Kenan Evren döneminde yıldızı parlayan Tanrıverdi, İslamcı bir kimliğe sahip olduğunu hiçbir zaman gizlemedi ve orduda dini propaganda yapmasıyla tanındı. Kurmay subay olarak; 2. Piyade Tümen Komutanlığı’nda (Adapazarı) İstihbarat Şube Müdürlüğü ve Kurmay Başkan Vekilliği; Kara Harp Akademisi Öğretim Üyeliği; Genelkurmay Özel Harp Daire Başkanlığı Lojistik ve Harekat Şube Müdürlükleri, Kurmay Başkan Vekilliği görevlerinde bulundu. Hızla yükselen Tanrıverdi, 1990 yılında Malazgirt’teki 8'inci Kolordu Topçu Alay Komutanlığı görevine atandı. Bu dönemsel incelemede, Tanrıverdi’nin Özel Harp Daire Başkanlığı görevi oldukça önemli. Bilindiği gibi Özel Harp Dairesi, NATO’nun komünizm ile mücadele adına tüm Avrupa’da kurduğu Gladyo teşkilatının Türkiye kolu. Özel Harp Dairesi, Soğuk Savaş süresince Türkiye’yi ABD eksenine oturmak için faaliyetler yürütmüştür. Kontrgerillanın Özel Harekat Dairesi’ne dayandığı bir gerçektir. Öyle ki, birçok siyasi cinayet ve karanlıkta kalmış pek çok olay Özel Harp Dairesi’nin sorumluluğundadır. Tanrıverdi, 30 Ağustos 1992 tarihinde Tuğgeneralliğe yükseltildi. 4 yıl sonra ise, İsmail Hakkı Karadayı’nın genelkurmay başkanlığı döneminde, ordudan tasfiye edildi.

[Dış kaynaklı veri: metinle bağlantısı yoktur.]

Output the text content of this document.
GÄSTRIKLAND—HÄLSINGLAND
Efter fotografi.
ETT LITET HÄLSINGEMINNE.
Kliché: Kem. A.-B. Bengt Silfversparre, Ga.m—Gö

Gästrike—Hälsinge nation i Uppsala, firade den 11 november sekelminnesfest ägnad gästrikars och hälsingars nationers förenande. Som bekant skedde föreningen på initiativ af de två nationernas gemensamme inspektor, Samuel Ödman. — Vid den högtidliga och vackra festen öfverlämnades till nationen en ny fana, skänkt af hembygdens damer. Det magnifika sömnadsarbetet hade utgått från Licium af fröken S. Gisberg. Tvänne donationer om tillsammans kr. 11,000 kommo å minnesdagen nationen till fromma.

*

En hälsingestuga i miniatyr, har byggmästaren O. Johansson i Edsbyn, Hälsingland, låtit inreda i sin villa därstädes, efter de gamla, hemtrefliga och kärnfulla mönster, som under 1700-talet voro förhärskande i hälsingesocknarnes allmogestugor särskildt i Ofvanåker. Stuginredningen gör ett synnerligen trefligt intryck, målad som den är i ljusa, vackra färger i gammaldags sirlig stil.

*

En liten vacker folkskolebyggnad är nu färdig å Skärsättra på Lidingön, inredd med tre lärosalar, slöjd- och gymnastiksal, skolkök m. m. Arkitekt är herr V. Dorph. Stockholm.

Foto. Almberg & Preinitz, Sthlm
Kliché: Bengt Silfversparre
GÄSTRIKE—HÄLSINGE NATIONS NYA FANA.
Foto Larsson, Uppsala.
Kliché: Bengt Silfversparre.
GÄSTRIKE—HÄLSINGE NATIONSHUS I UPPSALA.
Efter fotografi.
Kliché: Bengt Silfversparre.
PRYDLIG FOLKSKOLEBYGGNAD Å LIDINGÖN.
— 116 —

Tanrıverdi ordudan atılmasının ardından Enver Ören’in sahibi olduğu devre mülk şirketi İhlas Marmara Evleri’nin Camii Yaptırma ve Yardım Derneğinde yönetici olarak çalışmış, İslamcı yayınları ile bilinen Üsküdar Fm’de yayın koordinatörlüğü yapmıştır.2004 Kasımında ise, YAŞ kararları ile ordudan atılan 7 askerin kurduğu ASDER’in Genel Başkanlığı görevini yapmıştır. Dernek ordunun dini bir kimlikle idare edilmesi gerektiğini savunmuş, Türban yasağını eleştirmiş, Cumhuriyet mitinglerine alternatif olarak düzenlenen ve hükümeti destekleyen Ortak Akıl Hareketi içerisinde yer almıştır. 2006 yılında Tanrıverdi, Genelkurmay Başkanı Hilmi Özkök’e bir de mektup yazmış, "Emekliliğinize birkaç ay kaldı. Son bir kez daha düşünün, milli irade ile çekişme içinde olacak değil, uyum içinde çalışacak bir komuta kademesi oluşumuna yardımcı olunuz” demiştir.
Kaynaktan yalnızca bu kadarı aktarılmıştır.